No obstante, la oposición abierta al régimen no deja de crecer. Los
abogados, que han estado al frente de las protestas desde el inicio,
continúan su resistencia mediante una huelga indefinida exigiendo la
retirada de la nueva Orden Constitucional Provisional, mientras los
jueces del Tribunal Supremo se niegan a prestar juramento bajo esta
orden.
Pero ahora los estudiantes de las principales ciudades del país también
se han rebelado y, ante el vuelo que está adquiriendo la oposición,
incluso Benazir Bhutto, la ex primera ministra, que había dado su apoyo
a Musharraf a cambio de la retirada de los cargos de corrupción que
pesaban sobre ella, se ha pronunciado contra el régimen. Y le ha lanzado
un reto: "Restaure la constitución o haremos una larga marcha
desde Lahore hasta Islamabad".
El dictador se está quedando cada vez más solo dentro del país, conservando
únicamente el apoyo de dos partidos socios del gobierno y, por supuesto,
el del ejército. A nivel internacional, algunos gobiernos han empezado
con prudencia a distanciarse del régimen, al menos verbalmente.
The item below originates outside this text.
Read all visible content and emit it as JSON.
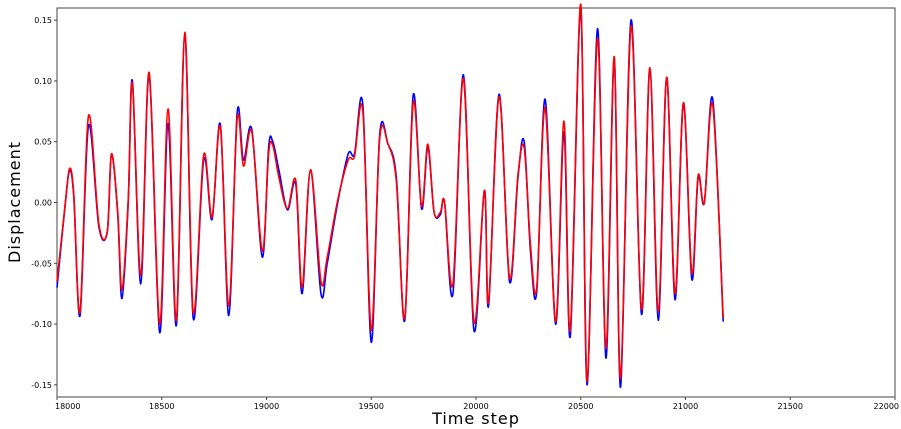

Junto con los acontecimientos de
los últimos días, cualquier análisis de la situación tendría que
tener en cuenta también otros factores como el aumento de las fuerzas
islamistas, el asalto sangriento ordenado por Musharraf contra la Mezquita
Roja, los atentados que han causado centenares de víctimas, y los conflictos
armados que han provocado un elevado número de bajas en las regiones
fronterizas con el Afganistán.
Igualmente, sin embargo, no hay que olvidar el cuadro social y económico.
El régimen ha acentuado la política neoliberal de los gobiernos anteriores
con el resultado de constantes aumentos de precios y más desempleo.
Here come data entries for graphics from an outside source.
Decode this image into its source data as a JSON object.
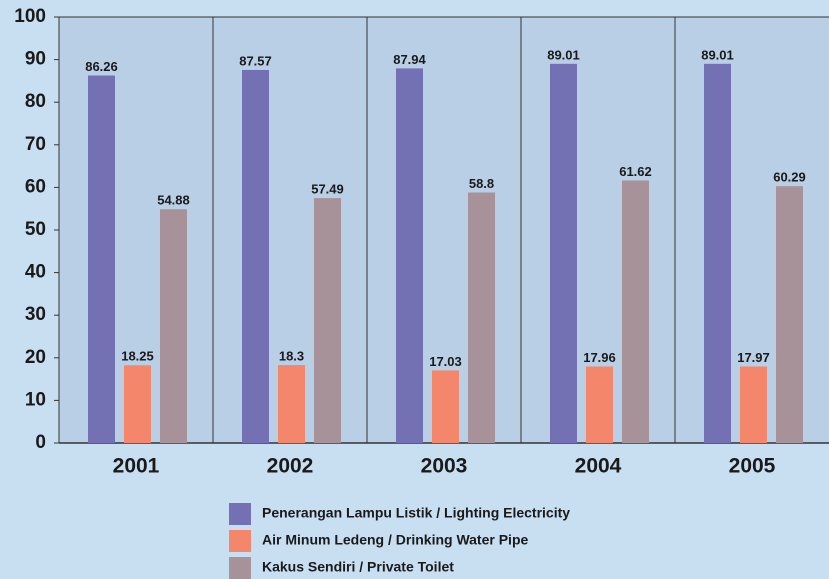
{
  "chart_data": {
    "type": "bar",
    "categories": [
      "2001",
      "2002",
      "2003",
      "2004",
      "2005"
    ],
    "series": [
      {
        "name": "Penerangan Lampu Listik / Lighting Electricity",
        "color": "#7470b4",
        "values": [
          86.26,
          87.57,
          87.94,
          89.01,
          89.01
        ]
      },
      {
        "name": "Air Minum Ledeng / Drinking Water Pipe",
        "color": "#f4876b",
        "values": [
          18.25,
          18.3,
          17.03,
          17.96,
          17.97
        ]
      },
      {
        "name": "Kakus Sendiri / Private Toilet",
        "color": "#a89299",
        "values": [
          54.88,
          57.49,
          58.8,
          61.62,
          60.29
        ]
      }
    ],
    "ylim": [
      0,
      100
    ],
    "yticks": [
      0,
      10,
      20,
      30,
      40,
      50,
      60,
      70,
      80,
      90,
      100
    ]
  }
}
A pesar de la existencia de una clase media urbana no insignificante,
más del 70% de la población vive en una pobreza extrema.
La izquierda pakistaní, a pesar de su debilidad y la represión que
está sufriendo, está participando de pleno en las movilizaciones y
ha sido uno de los principales animadores de la revuelta estudiantil.
Diversos miembros del Labour Party Pakistan, organización que mantiene
relaciones con la Cuarta Internacional, han sido detenidos, mientras
que Farooq Tariq, su secretario general, ha tenido que pasar a la clandestinidad.
Desde allí ha hecho un llamamiento a la solidaridad y para que se organicen
concentraciones ante las embajadas pakistaníes en todo el mundo.
Espacio Alternativo muestra su total
apoyo a la izquierda pakistaní y tratará de impulsar todas las expresiones
de rechazo a este nuevo golpe de Estado del general de Musharraf.